Structure of the Fab Fragment of SDZ CHI621: a Chimeric Antibody Against CD25

A specific drug targeted to the IL-2 receptor on activated T lymphocytes could limit acute immunological rejection during organ transplantation. A high-affinity monoclonal antibody directed against the α-chain of the IL-2 receptor (CD25) was chimerized with the constant regions of the human IgG1 heavy and k light chain resulting in SDZ CHII621 [Amlot, Rawlings, Fernando, Griffin, Heinrich, Schreier, Castaigne, Moore & Sweny (1995). Transplantation, 60, 748–756]. The Fab fragment of SDZ CHI621 has been purified and crystallized (P2_l, a = 39.58, b = 59.76, c = 102.09 Å, β = 99.98°).
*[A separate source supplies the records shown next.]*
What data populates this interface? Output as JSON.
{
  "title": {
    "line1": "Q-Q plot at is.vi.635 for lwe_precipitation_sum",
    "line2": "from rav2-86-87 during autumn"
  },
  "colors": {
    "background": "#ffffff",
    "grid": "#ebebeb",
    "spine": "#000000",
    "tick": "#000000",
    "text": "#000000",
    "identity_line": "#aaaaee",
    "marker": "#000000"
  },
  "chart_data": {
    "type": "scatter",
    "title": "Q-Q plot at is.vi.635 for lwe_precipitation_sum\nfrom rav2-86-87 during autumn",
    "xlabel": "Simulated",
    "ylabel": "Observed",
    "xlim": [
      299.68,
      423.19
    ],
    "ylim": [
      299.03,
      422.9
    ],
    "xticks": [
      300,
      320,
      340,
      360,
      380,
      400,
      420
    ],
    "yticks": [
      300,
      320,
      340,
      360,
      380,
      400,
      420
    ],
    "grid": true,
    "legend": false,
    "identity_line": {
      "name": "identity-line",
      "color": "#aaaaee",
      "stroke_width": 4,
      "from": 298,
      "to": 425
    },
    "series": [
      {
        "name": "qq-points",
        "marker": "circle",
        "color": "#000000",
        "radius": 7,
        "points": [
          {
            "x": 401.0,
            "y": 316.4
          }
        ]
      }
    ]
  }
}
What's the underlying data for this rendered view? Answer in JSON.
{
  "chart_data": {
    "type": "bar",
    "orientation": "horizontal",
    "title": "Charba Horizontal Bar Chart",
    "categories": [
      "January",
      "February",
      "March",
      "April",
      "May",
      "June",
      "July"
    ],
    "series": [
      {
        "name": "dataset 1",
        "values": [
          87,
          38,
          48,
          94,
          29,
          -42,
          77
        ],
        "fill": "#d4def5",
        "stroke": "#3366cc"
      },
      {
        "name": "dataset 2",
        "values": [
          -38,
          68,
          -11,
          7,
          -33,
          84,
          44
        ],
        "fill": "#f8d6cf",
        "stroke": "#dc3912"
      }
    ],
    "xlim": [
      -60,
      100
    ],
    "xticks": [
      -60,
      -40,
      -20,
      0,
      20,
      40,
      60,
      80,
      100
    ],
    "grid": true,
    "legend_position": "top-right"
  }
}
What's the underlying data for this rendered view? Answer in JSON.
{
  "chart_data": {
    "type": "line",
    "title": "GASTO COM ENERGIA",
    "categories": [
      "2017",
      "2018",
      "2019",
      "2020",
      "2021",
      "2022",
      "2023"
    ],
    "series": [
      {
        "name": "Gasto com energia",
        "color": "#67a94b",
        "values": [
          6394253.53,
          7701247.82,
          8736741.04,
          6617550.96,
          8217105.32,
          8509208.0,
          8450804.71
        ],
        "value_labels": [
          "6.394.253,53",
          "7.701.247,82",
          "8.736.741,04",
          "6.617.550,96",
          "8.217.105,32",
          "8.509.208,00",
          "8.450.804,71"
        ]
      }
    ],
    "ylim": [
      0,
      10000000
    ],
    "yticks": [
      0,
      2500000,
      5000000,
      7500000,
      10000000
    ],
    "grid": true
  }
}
Its structure has been determined by molecular replacement and refined at 2.6 Å to a crystallographic R factor of 19.7%. The protein exhibits the typical immunoglobulin fold. The complementary determining regions (CDR's) 1 and 2 of both heavy and light chains show similar conformations to other known reported structures whereas the CDR3 from the light chain seems to adopt a novel type of conformation. There is a network of interactions which maintain the CDR3 of both chains together and limit their solvent accessibility. The interaction between V_L and C_L has been strengthened by the chimerization whereas that between V_H and C_H1 has been weakened.